Современный человек, в том числе и церковный, и даже с многолетним церковным стажем, ныне глубоко поражён метастазами прелести[38] – гордости, самости, самолюбия и самодовольства; мозг его заполонен книжными сведениями в том числе и  касательно веры, христианства и духовной жизни, как она описывается в книгах; он носит в себе множество мнений, среди которых своё, теперь уже якобы христианское, – на первом месте. Вся вера в голове, а не в сердце (хотя сам он думает иначе) – вера без дел мертва, а дела его таковы, что не только они, не только слова, но даже и кашель, как выражался Паисий Святогорец, выдает такого человека с головой. Голова его управляется рассудком с его рациональной логикой, а с ней и чуждым Евангелию духом формализма, букварства, фарисейского законничества, – иначе просто и быть не может. Мозг не способен внять евангельской антиномичности, она «кошмарит» его рассудочный дискурс. И он поносит и лжёт на неё, обзывая «релятивизмом», не ведая разницы между Божиим даром и соломой из конюшни. Такая «голова» как автомат молниеносно перемалывает словеса Духа, поверяет «ум Христов» своим плотским человеческим ограниченным умом[39] и резво выплевывает обрывки, как тот офисный шредер – уничтожитель документов и… духовных смыслов.
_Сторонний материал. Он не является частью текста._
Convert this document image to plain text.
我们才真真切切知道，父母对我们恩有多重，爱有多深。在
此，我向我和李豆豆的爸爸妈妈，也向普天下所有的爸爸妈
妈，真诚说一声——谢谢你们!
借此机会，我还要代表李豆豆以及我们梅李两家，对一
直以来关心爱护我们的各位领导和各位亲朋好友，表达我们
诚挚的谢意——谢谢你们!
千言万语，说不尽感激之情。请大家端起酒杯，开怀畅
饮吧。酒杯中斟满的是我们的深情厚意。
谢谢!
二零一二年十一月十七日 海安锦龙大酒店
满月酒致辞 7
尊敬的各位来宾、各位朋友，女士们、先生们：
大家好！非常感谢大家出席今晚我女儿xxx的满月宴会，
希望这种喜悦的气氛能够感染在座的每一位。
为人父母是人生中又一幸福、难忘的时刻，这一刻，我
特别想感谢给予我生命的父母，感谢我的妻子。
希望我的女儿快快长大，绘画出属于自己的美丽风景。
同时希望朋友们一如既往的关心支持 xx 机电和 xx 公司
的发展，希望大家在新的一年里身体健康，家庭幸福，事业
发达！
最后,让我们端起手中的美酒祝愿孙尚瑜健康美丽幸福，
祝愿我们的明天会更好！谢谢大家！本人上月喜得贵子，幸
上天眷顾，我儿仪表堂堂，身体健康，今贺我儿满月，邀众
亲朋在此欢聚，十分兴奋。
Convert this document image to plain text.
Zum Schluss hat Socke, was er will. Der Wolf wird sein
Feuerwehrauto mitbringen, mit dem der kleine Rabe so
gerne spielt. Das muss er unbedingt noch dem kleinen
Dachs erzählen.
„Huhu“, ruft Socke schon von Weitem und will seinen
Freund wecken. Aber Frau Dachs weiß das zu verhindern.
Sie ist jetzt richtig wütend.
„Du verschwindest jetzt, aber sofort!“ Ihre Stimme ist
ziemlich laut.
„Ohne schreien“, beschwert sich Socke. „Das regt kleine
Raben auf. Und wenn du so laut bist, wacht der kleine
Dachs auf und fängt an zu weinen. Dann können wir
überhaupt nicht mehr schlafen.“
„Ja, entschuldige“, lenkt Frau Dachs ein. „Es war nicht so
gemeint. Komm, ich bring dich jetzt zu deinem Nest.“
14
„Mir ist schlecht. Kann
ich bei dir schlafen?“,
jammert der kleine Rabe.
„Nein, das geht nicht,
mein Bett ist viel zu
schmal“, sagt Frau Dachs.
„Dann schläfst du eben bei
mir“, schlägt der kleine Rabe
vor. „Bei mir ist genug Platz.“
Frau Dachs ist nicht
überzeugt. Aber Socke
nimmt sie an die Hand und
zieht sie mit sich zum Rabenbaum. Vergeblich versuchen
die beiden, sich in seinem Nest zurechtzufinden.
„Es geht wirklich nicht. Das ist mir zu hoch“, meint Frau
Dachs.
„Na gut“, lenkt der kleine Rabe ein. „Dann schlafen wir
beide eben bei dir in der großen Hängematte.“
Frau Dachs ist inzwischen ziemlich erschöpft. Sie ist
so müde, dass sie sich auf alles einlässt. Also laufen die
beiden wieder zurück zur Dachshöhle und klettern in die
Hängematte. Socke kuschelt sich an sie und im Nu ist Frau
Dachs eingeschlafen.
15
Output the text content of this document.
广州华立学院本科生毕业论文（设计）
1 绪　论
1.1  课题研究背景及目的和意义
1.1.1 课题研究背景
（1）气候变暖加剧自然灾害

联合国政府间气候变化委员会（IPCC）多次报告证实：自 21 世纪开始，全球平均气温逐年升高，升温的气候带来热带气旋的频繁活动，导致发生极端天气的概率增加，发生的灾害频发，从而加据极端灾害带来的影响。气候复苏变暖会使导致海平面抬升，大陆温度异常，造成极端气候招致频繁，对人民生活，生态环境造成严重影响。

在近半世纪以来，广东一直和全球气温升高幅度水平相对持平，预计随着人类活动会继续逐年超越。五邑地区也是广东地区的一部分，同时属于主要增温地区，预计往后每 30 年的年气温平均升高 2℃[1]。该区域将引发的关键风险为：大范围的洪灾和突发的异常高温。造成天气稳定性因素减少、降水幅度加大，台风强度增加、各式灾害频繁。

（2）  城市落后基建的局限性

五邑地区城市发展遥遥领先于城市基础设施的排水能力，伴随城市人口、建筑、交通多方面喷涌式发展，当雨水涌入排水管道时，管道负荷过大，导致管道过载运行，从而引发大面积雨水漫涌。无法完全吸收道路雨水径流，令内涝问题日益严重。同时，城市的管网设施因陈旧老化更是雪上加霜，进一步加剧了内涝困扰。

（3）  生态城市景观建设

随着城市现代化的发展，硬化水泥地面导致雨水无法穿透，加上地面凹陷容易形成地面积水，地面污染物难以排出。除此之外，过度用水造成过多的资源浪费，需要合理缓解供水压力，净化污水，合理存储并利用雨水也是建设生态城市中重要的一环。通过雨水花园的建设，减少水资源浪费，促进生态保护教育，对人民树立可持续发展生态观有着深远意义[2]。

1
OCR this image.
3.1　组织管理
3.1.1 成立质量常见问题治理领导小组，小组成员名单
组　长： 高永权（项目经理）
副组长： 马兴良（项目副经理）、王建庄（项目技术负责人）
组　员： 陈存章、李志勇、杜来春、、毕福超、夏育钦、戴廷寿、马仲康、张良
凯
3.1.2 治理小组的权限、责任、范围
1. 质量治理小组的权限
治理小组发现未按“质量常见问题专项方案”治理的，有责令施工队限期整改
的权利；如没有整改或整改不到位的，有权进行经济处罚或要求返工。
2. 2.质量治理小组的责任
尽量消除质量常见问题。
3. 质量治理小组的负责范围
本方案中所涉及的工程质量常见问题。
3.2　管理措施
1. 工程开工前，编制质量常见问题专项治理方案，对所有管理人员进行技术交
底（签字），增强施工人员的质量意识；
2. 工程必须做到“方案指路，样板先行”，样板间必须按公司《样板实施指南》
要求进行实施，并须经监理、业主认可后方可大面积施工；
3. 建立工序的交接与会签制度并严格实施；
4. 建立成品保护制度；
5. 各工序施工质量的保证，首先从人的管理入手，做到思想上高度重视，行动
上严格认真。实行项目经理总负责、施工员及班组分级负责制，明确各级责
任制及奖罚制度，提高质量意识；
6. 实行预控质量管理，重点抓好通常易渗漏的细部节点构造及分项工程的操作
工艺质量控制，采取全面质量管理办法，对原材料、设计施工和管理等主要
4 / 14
День ото дня Тимофей всё сильнее утверждался во мнении, что этот духовный замес сложился не случайно и что он – уникален даже и в историческом плане, хотя можно было бы строить параллели с веком Просвещения, вспоминая неимоверные усилия русской классической словесности по поднятию тяжестей в преодолении просвещенческого духа. И всё-таки литература русская своё дело сделала, но, хотя цену заплатила очень дорогую за свой великий прорыв, дух тот не препобедила. Ей нужна была мощная опора в лице церкви, но церковь сама была ослаблена этими тлетворными дыханиями Просвещенья, столетними и более сближениями с пронырливым Западом: в вероучительном плане, а главное – в катастрофической потере духовного веса в жизни народа, в силу того, что сама потеряла ключи, открывающие человеческие сердца – а именно традиции духовного воспитания человека православной аскетикой. Да, великие старцы  XIX века, возрождённая Оптина, некоторые другие монастыри и подвижники творили великие дела, пытаясь возродить то, чем жила Русь во времена преподобного Сергия Радонежского, но и они не могли воссоединить растерзанный хитон духовной жизни народа, хотя плод спасительного их сеяния в лице сонма новомучеников XX века они нам оставили.
Но вкушаем ли? Живем ли мы этим наследием? И популяризация слабая, поверхностная, чуть ли не гламурная, и распространение вялое, не говоря уж о глубоком изучении аскетического опыта последних святых, мол, что нам ваши новомученики, нам душевное сладкогласие о. Александра Шмемана или митрополита Антония (Блюма) подавай и прочих модернистов-обновленцев, а не тех, кто жизнь положил ради верности Преданию Матери-Церкви, кто оставил нам поистине «жесткое»[40] Христово слово спасения. А ведь новомученики – это бесценное наше наследство – не только в их молитвенном заступлении (надо ещё быть достойными заступления), но бесценный живой и ещё тёплый опыт настоящей духовной жизни  который они восприняли из полы в полу от великих старцев XIX века, опыт, теперь нами фактически полностью утраченный.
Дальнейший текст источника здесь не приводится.